This term the U.S. Supreme Court will decide six cases dealing with religious liberty—an extraordinary number given a docket totaling only 74 matters. Two of the cases were argued via teleconference on May 11, when the court addressed the scope of the “ministerial exception,” a legal doctrine shielding religious organizations from otherwise applicable employment law claims. The exception was recognized by a unanimous Supreme Court in its 2012 decision in Hosanna-Tabor Evangelical Lutheran Church and School v. Equal Employment Opportunity Commission. It declared that the First Amendment’s free exercise and establishment clauses work together to “bar the government from interfering with the decision of a religious group to fire one of its ministers.” Thus, a religious institution is afforded a complete defense to claims for discrimination and wage violations brought by an individual who is deemed a “minister” of the faith.
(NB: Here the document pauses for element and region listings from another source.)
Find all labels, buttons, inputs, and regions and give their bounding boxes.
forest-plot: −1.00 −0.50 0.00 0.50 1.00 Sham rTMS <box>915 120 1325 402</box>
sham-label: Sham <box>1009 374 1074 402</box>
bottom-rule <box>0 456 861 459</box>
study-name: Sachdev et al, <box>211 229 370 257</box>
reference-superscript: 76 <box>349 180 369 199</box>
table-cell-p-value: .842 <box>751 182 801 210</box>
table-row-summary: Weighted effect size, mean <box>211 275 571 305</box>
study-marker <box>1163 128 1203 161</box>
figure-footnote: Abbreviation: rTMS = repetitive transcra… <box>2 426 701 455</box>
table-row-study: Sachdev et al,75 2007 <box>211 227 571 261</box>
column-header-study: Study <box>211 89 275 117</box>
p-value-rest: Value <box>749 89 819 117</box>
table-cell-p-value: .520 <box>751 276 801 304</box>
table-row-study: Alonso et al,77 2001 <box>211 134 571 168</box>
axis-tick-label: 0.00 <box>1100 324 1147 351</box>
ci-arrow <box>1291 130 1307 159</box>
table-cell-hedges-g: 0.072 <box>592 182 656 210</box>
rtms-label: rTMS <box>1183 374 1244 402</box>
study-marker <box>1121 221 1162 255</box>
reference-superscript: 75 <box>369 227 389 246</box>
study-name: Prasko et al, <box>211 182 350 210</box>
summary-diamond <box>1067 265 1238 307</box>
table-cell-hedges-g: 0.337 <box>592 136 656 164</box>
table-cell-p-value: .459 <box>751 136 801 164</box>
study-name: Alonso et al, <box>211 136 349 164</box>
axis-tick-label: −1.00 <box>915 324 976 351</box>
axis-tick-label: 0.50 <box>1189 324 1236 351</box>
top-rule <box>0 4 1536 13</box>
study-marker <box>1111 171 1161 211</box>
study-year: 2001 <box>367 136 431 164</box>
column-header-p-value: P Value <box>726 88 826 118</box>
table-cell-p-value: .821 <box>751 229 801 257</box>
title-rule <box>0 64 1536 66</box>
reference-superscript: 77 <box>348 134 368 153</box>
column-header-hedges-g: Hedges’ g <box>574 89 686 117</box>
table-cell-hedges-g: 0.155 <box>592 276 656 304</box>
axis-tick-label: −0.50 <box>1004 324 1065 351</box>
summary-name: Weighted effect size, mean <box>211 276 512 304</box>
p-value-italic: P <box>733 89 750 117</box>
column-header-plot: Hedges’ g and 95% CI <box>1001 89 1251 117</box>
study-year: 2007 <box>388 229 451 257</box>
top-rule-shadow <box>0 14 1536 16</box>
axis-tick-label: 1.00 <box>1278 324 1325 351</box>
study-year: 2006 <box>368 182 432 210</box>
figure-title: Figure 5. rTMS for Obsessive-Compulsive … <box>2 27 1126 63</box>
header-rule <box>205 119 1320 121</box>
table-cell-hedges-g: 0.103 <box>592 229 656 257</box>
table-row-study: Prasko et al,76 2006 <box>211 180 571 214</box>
Both appeals involve Catholic school teachers whose employment was terminated, and who then sued their respective employers for discrimination. In Biel v. St. James School, a fifth-grade teacher was fired after she told her employer that she had breast cancer and would need time off for chemotherapy treatments. In Morrissey-Berru v. Our Lady of Guadalupe, the teacher’s employment contract was not renewed allegedly because of age discrimination. The issue before the court is whether these plaintiff-teachers qualify as “ministers” for the purposes of the exception. The outcome could impact an estimated 300,000 teachers employed by religious schools around the country.